Unge­zähl­te Stun­den hat­te er selbst an die­sem Ort ver­bracht. Heim­li­che Lek­tü­re schlüpf­ri­ger Lite­ra­tur. Ers­te Erfah­run­gen mit dem eige­nen Kör­per. Expe­ri­men­te mit der Super-8-Kame­ra, kur­ze Trick­film­se­quen­zen: Ein Plas­tik-God­zil­la wütet auf der Modell­ei­sen­bahn, ein Raum­schiff durch­quert die end­lo­sen Wei­ten einer schwar­zen DIN-A0-Pap­pe und klei­ne grü­ne Ali­ens ruckeln über bizar­re Land­schaf­ten aus Papp­ma­schee.

Doch da gab es noch etwas in dem Kel­ler, tief ver­gra­ben in sei­nem Kopf und ent­na­belt von sei­ner Erin­ne­rung – ein Mes­ser, ein­ge­schla­gen in wei­ßem Baum­woll­tuch.
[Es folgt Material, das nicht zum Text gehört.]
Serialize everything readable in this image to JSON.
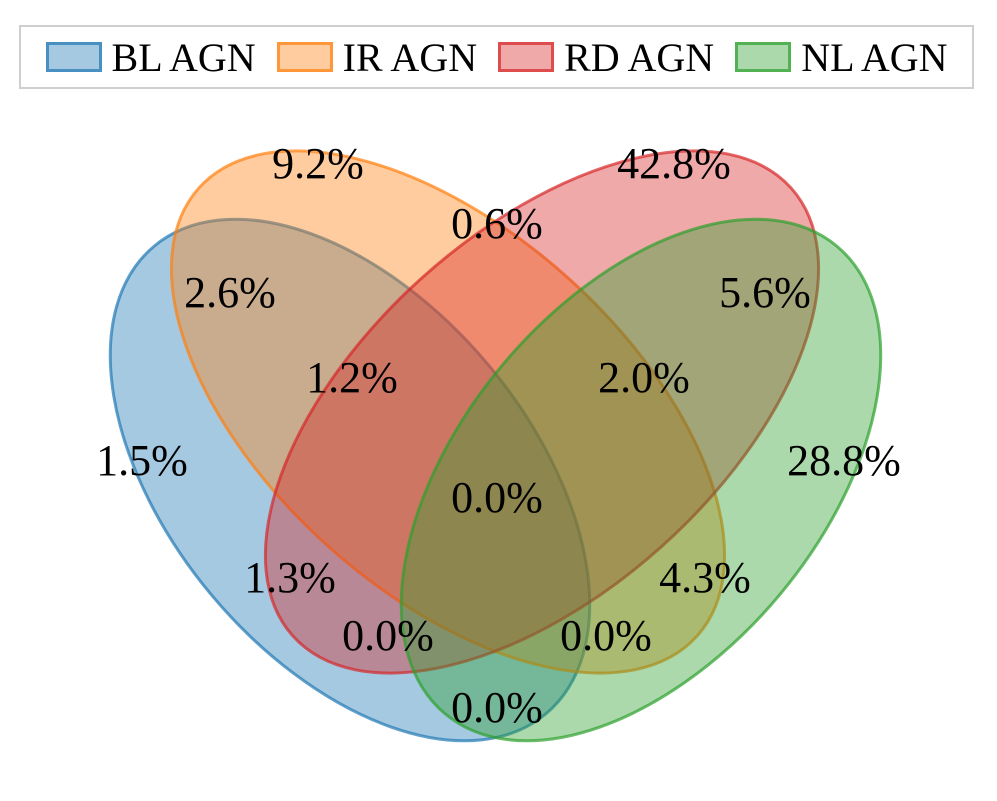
{
  "legend": [
    {
      "key": "bl",
      "label": "BL AGN",
      "fill": "#1f77b4",
      "stroke": "#1f77b4"
    },
    {
      "key": "ir",
      "label": "IR AGN",
      "fill": "#ff7f0e",
      "stroke": "#ff7f0e"
    },
    {
      "key": "rd",
      "label": "RD AGN",
      "fill": "#d62728",
      "stroke": "#d62728"
    },
    {
      "key": "nl",
      "label": "NL AGN",
      "fill": "#2ca02c",
      "stroke": "#2ca02c"
    }
  ],
  "regions": [
    {
      "key": "ir_only",
      "value": "9.2%"
    },
    {
      "key": "rd_only",
      "value": "42.8%"
    },
    {
      "key": "ir_rd",
      "value": "0.6%"
    },
    {
      "key": "bl_ir",
      "value": "2.6%"
    },
    {
      "key": "rd_nl",
      "value": "5.6%"
    },
    {
      "key": "bl_ir_rd",
      "value": "1.2%"
    },
    {
      "key": "ir_rd_nl",
      "value": "2.0%"
    },
    {
      "key": "bl_only",
      "value": "1.5%"
    },
    {
      "key": "nl_only",
      "value": "28.8%"
    },
    {
      "key": "all_four",
      "value": "0.0%"
    },
    {
      "key": "bl_rd",
      "value": "1.3%"
    },
    {
      "key": "ir_nl",
      "value": "4.3%"
    },
    {
      "key": "bl_rd_nl",
      "value": "0.0%"
    },
    {
      "key": "bl_ir_nl",
      "value": "0.0%"
    },
    {
      "key": "bl_nl",
      "value": "0.0%"
    }
  ]
}
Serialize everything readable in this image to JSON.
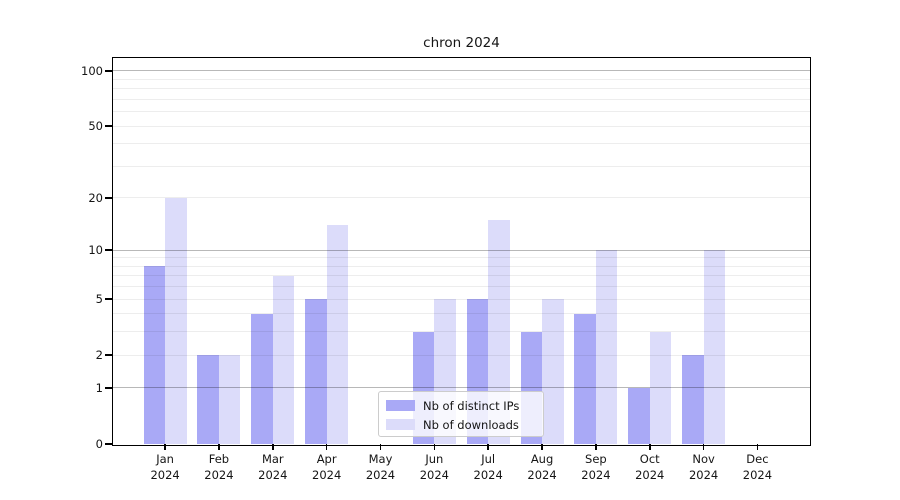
{
  "title": "chron 2024",
  "colors": {
    "distinct_ips_bar": "#a9a9f6",
    "downloads_bar": "#dcdcfa",
    "major_gridline": "rgba(0,0,0,0.28)",
    "minor_gridline": "rgba(0,0,0,0.07)",
    "legend_border": "#cccccc"
  },
  "legend": {
    "items": [
      {
        "label": "Nb of distinct IPs",
        "color": "#a9a9f6"
      },
      {
        "label": "Nb of downloads",
        "color": "#dcdcfa"
      }
    ]
  },
  "chart_data": {
    "type": "bar",
    "title": "chron 2024",
    "categories": [
      "Jan 2024",
      "Feb 2024",
      "Mar 2024",
      "Apr 2024",
      "May 2024",
      "Jun 2024",
      "Jul 2024",
      "Aug 2024",
      "Sep 2024",
      "Oct 2024",
      "Nov 2024",
      "Dec 2024"
    ],
    "series": [
      {
        "name": "Nb of distinct IPs",
        "color": "#a9a9f6",
        "values": [
          8,
          2,
          4,
          5,
          0,
          3,
          5,
          3,
          4,
          1,
          2,
          0
        ]
      },
      {
        "name": "Nb of downloads",
        "color": "#dcdcfa",
        "values": [
          20,
          2,
          7,
          14,
          0,
          5,
          15,
          5,
          10,
          3,
          10,
          0
        ]
      }
    ],
    "xlabel": "",
    "ylabel": "",
    "yscale": "log1p",
    "ylim": [
      0,
      118
    ],
    "ytick_values": [
      100,
      50,
      20,
      10,
      5,
      2,
      1,
      0
    ],
    "ytick_labels": [
      "100",
      "50",
      "20",
      "10",
      "5",
      "2",
      "1",
      "0"
    ],
    "major_gridlines": [
      1,
      10,
      100
    ],
    "minor_gridlines": [
      2,
      3,
      4,
      5,
      6,
      7,
      8,
      9,
      20,
      30,
      40,
      50,
      60,
      70,
      80,
      90
    ],
    "grid": true,
    "legend_position": "lower center"
  }
}
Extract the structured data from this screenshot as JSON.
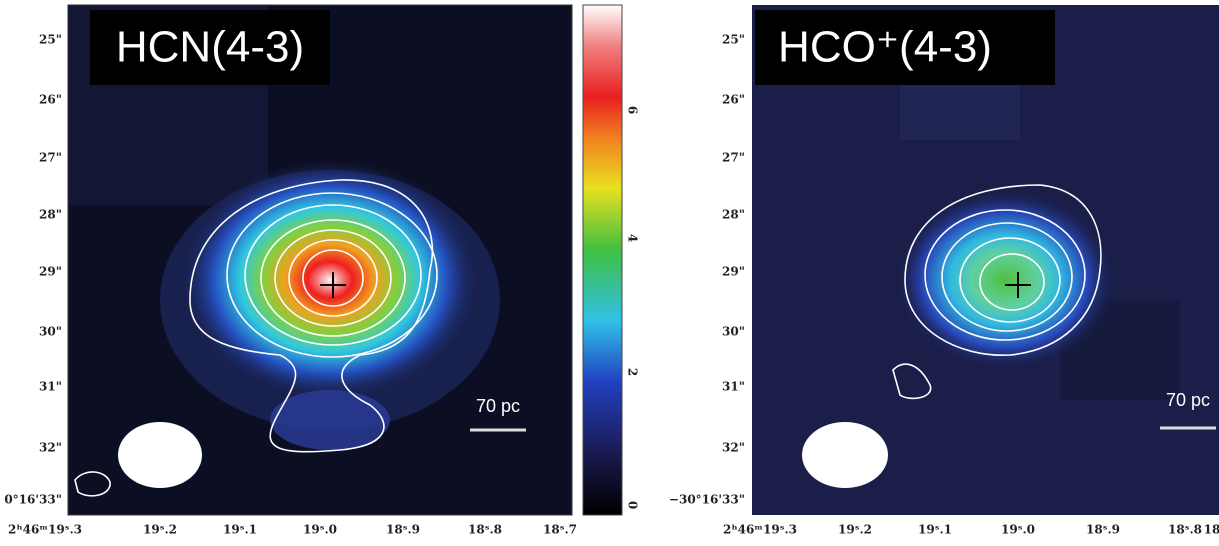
{
  "panels": [
    {
      "title": "HCN(4-3)",
      "yticks": [
        "25\"",
        "26\"",
        "27\"",
        "28\"",
        "29\"",
        "30\"",
        "31\"",
        "32\"",
        "0°16'33\""
      ],
      "xticks": [
        "2ʰ46ᵐ19ˢ.3",
        "19ˢ.2",
        "19ˢ.1",
        "19ˢ.0",
        "18ˢ.9",
        "18ˢ.8",
        "18ˢ.7"
      ],
      "scale_label": "70 pc"
    },
    {
      "title": "HCO⁺(4-3)",
      "yticks": [
        "25\"",
        "26\"",
        "27\"",
        "28\"",
        "29\"",
        "30\"",
        "31\"",
        "32\"",
        "−30°16'33\""
      ],
      "xticks": [
        "2ʰ46ᵐ19ˢ.3",
        "19ˢ.2",
        "19ˢ.1",
        "19ˢ.0",
        "18ˢ.9",
        "18ˢ.8",
        "18"
      ],
      "scale_label": "70 pc"
    }
  ],
  "colorbar": {
    "ticks": [
      "0",
      "2",
      "4",
      "6"
    ]
  }
}
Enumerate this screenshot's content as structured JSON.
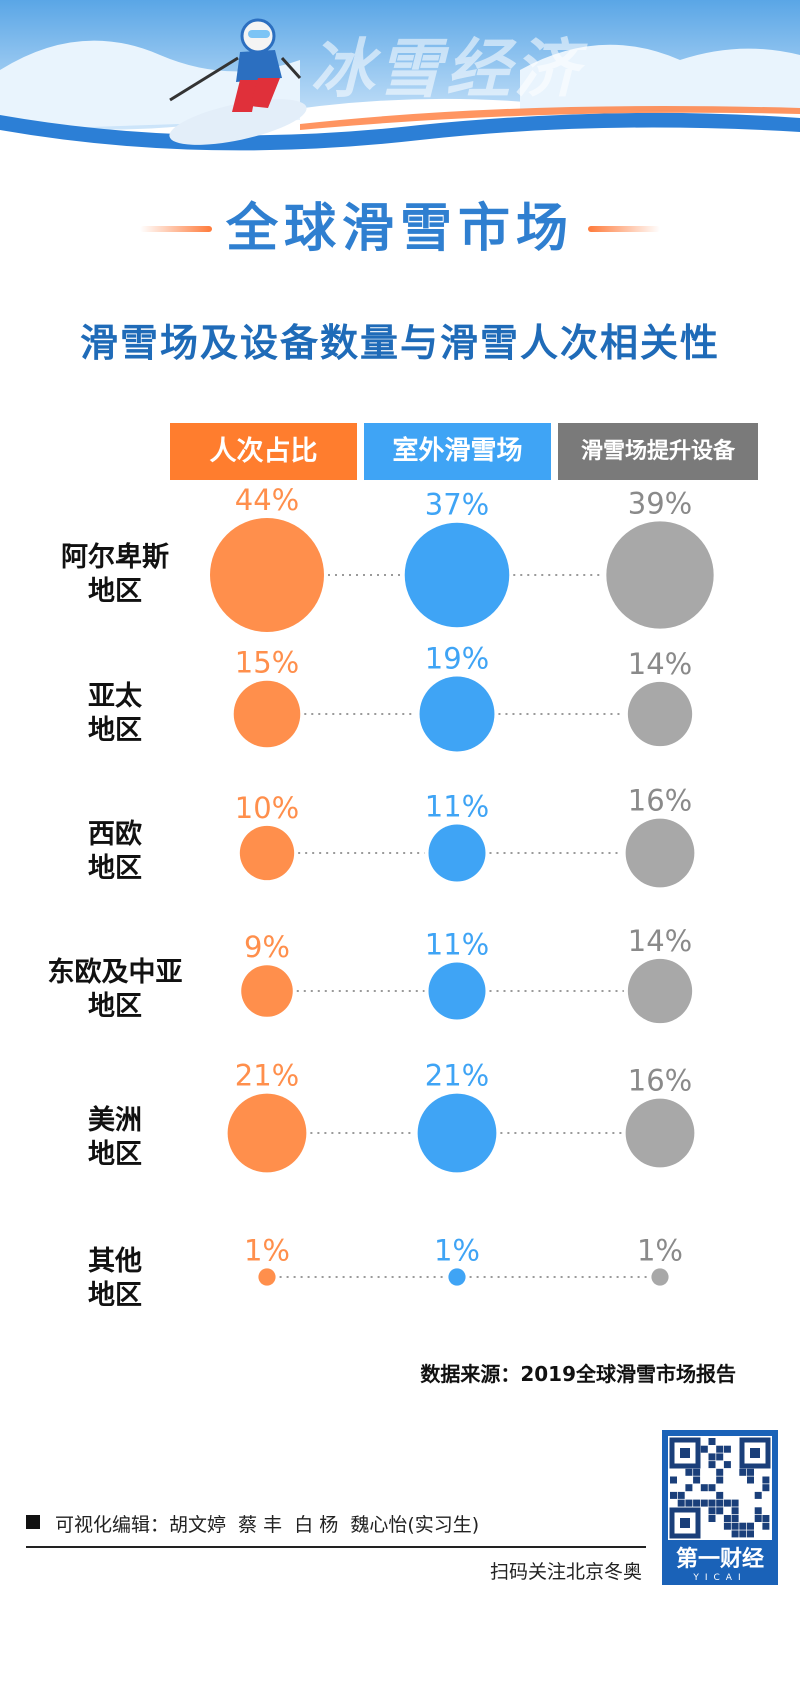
{
  "header": {
    "brand_text": "冰雪经济",
    "main_title": "全球滑雪市场",
    "subtitle": "滑雪场及设备数量与滑雪人次相关性"
  },
  "colors": {
    "orange": "#ff8f4c",
    "blue": "#3fa4f5",
    "gray": "#a8a8a8",
    "title_blue": "#2f7fd0",
    "subtitle_blue": "#1f6bb8"
  },
  "chart_data": {
    "type": "bubble",
    "unit": "%",
    "series": [
      {
        "name": "人次占比",
        "color": "#ff8f4c",
        "values": [
          44,
          15,
          10,
          9,
          21,
          1
        ]
      },
      {
        "name": "室外滑雪场",
        "color": "#3fa4f5",
        "values": [
          37,
          19,
          11,
          11,
          21,
          1
        ]
      },
      {
        "name": "滑雪场提升设备",
        "color": "#a8a8a8",
        "values": [
          39,
          14,
          16,
          14,
          16,
          1
        ]
      }
    ],
    "categories": [
      "阿尔卑斯\n地区",
      "亚太\n地区",
      "西欧\n地区",
      "东欧及中亚\n地区",
      "美洲\n地区",
      "其他\n地区"
    ]
  },
  "labels": {
    "value_labels": [
      [
        "44%",
        "37%",
        "39%"
      ],
      [
        "15%",
        "19%",
        "14%"
      ],
      [
        "10%",
        "11%",
        "16%"
      ],
      [
        "9%",
        "11%",
        "14%"
      ],
      [
        "21%",
        "21%",
        "16%"
      ],
      [
        "1%",
        "1%",
        "1%"
      ]
    ]
  },
  "footer": {
    "source": "数据来源：2019全球滑雪市场报告",
    "credit": "可视化编辑：胡文婷  蔡 丰  白 杨  魏心怡(实习生)",
    "qr_caption": "扫码关注北京冬奥",
    "logo_text": "第一财经",
    "logo_sub": "YICAI"
  }
}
Er hat­te es zufäl­lig ent­deckt. Auf der Suche nach einem siche­ren Auf­be­wah­rungs­ort für drei Aus­ga­ben der Zeit­schrift fri­vol, die er in einem aus­ran­gier­ten Ton­band­ge­rät hat­te ver­ste­cken wol­len. Im auf­ge­schraub­ten und ent­kern­ten Gehäu­se lag es dann … die­ses Mes­ser. Dar­un­ter ein Papier­ku­vert und eine trans­pa­ren­te Plas­tik­tü­te mit rot­braun ver­färb­ten Stoff­fet­zen. Drei­zehn war er damals. Alt genug, um intui­tiv zu begrei­fen, dass er das Gerät zuschrau­ben, wie­der an sei­nen Platz stel­len und kein Wort über die Ent­de­ckung ver­lie­ren soll­te.

 Er hat­te nicht den Hauch einer Vor­stel­lung, was es mit die­sen Fund­stü­cken auf sich hat­te. Und er woll­te sie auch nicht haben. Er lieb­te sei­ne Eltern. Und so ver­gaß er jenen Nach­mit­tag, wie er all die ande­ren dunk­len Stun­den und Tage ver­ges­sen hat­te, die einst sei­ne kind­li­che See­le ver­stör­ten.